Dry lubes are best suited primarily for dry conditions. They protect better against dirt and debris than a wet lube will, but they don’t provide the same kind of protection against water. A dry lube is alcohol based, so after applying you should let the lube dry out for a few hours before riding. Once the lube dries, it will have a sticky feel. It may require more frequent application than wet lube. You shouldn’t wipe off any excess lubricant after applying dry lube. Wax based lubes are also considered dry lubes and are meant for very dry and dusty conditions. Wax lubes are considered the cleanest of the lubricants, but require the most frequent application.

Application Type:

Drip

A drip lube is applied by dripping the lubricant directly onto the chain and components. Drip lubes allow you to carefully control how much lubricant is applied to each chain link. Drip also tends to be less messy than a spray type lube.

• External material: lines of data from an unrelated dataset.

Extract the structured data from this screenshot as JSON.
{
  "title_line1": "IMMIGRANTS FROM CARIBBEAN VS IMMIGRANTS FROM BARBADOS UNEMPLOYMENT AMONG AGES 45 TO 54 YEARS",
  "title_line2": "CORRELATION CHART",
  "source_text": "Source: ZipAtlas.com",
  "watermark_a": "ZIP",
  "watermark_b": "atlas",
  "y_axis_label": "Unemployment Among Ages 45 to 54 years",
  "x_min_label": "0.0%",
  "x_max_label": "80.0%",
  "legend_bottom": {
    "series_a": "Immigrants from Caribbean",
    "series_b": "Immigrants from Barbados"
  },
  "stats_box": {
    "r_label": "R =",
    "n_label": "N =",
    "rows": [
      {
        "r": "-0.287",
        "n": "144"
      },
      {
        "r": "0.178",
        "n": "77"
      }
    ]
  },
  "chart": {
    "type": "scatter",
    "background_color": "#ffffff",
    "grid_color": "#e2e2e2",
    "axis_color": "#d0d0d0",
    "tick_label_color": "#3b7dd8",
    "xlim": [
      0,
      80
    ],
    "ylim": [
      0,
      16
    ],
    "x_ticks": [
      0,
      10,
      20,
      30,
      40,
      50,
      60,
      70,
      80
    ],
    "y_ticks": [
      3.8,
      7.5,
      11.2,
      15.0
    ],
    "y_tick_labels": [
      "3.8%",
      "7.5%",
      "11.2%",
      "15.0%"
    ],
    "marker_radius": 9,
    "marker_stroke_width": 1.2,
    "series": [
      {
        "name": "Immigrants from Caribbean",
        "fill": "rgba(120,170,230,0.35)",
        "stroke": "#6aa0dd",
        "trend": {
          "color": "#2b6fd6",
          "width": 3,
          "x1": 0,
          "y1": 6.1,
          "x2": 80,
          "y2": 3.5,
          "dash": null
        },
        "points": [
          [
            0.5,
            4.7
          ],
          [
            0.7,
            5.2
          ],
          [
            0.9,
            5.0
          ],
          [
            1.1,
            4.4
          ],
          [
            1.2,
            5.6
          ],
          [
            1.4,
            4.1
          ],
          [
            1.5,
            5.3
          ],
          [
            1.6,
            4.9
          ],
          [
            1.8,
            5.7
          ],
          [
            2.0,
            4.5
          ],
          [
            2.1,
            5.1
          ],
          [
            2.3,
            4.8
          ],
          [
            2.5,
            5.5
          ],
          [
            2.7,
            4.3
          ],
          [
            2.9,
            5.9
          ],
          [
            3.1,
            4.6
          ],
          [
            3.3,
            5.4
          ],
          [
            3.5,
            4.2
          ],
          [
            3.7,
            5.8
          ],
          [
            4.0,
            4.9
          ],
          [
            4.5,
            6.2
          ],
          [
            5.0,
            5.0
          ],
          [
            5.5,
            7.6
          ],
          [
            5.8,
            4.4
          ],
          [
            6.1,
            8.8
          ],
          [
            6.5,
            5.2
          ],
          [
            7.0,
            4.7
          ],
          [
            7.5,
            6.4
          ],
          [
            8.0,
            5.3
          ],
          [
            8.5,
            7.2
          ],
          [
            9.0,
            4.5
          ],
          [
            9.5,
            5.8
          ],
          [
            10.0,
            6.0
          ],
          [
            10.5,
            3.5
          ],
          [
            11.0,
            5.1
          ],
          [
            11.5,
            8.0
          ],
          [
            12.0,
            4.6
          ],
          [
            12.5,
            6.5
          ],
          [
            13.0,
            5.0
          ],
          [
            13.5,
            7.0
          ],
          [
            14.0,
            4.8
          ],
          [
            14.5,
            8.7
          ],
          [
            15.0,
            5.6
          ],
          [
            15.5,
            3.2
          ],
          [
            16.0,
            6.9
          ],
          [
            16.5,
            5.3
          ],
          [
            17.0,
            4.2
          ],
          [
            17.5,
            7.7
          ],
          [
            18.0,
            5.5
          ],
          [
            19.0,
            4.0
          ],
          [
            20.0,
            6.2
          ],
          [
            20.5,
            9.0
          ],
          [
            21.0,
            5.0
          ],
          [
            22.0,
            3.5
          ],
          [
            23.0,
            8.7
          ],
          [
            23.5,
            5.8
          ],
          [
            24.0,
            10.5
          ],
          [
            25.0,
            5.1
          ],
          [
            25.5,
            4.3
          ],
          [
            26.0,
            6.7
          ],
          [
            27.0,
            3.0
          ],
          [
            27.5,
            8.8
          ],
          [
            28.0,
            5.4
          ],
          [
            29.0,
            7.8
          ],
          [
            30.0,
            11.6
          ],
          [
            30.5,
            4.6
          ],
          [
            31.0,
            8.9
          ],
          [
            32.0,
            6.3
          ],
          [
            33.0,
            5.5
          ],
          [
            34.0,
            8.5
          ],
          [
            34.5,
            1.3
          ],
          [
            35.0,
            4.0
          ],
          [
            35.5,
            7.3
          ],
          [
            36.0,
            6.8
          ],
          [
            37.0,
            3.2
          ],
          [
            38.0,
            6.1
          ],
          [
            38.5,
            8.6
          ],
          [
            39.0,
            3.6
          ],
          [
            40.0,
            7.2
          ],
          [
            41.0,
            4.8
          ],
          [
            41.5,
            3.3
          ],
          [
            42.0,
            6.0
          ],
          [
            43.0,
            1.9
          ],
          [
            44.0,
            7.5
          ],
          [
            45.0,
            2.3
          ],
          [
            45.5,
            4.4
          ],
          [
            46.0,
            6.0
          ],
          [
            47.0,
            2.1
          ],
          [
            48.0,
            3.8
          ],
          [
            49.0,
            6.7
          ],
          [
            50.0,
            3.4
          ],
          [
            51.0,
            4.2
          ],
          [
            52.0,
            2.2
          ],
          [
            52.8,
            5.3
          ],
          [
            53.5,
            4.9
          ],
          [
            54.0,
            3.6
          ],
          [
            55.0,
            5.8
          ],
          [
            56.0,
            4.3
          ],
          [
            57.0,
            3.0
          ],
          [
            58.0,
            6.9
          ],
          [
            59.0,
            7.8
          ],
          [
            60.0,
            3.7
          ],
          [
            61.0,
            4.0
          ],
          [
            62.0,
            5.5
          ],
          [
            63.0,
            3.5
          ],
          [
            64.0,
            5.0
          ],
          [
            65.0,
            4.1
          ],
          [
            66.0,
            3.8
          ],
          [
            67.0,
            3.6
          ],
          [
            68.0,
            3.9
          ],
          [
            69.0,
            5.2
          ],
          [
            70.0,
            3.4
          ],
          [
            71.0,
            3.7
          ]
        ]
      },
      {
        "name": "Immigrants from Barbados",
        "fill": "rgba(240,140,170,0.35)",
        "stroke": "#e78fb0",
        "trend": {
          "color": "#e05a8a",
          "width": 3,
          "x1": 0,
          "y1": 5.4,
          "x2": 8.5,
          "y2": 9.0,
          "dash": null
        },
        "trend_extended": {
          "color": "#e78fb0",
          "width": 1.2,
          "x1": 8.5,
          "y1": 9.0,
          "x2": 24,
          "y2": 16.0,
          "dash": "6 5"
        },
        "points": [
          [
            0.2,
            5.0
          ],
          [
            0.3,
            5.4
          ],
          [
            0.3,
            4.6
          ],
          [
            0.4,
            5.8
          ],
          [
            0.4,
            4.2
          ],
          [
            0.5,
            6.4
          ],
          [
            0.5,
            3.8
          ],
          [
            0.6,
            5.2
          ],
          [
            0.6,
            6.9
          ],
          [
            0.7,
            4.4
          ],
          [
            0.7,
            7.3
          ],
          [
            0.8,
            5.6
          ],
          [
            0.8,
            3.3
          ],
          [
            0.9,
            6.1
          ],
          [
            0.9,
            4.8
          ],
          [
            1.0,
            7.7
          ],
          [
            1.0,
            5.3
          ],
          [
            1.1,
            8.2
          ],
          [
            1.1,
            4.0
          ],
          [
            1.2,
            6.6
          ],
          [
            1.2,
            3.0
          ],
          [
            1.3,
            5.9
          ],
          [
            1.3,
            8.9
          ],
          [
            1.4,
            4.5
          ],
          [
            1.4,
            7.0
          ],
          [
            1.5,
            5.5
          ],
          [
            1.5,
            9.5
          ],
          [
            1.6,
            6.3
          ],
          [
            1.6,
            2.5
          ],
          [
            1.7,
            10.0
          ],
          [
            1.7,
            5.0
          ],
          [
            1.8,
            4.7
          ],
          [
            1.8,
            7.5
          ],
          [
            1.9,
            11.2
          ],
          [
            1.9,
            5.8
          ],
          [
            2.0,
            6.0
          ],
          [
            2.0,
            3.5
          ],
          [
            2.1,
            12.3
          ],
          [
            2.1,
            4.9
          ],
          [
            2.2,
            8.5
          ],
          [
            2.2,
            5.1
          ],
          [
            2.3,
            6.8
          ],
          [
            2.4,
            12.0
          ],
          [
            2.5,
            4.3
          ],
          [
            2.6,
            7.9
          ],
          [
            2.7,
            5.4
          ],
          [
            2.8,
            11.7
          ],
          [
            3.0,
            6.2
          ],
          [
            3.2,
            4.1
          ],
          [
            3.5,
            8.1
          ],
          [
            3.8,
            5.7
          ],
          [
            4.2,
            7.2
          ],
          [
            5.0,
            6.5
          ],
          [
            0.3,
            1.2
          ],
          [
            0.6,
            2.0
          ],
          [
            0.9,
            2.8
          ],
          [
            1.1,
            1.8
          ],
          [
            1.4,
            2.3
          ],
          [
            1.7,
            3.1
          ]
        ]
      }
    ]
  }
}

We recommend drip for most applications.

I got your Spray

Spray type lubes are easy to apply because the spray out of a pressurized aerosol can. While they are able to efficiently penetrate the links, they tend to be messier than a drip lube. After applying a spray lube, you should wipe down your bike frame to remove any residue. You will also want to make sure no lube comes in contact with your brakes or rotors while applying spray lube, or any other kind of lubricant.

A common mistake  is using a lubricant such as WD-40. This kind of lubricant is not meant for bikes, it is too light and causes excessive wear on your parts. Stick to a bike specific lube for the best results. However, WD-40 does make a lubricant specific to bikes, which is safe to use.

Keep your bike in top shape by routinely cleaning and lubricating it. Enjoy the ride!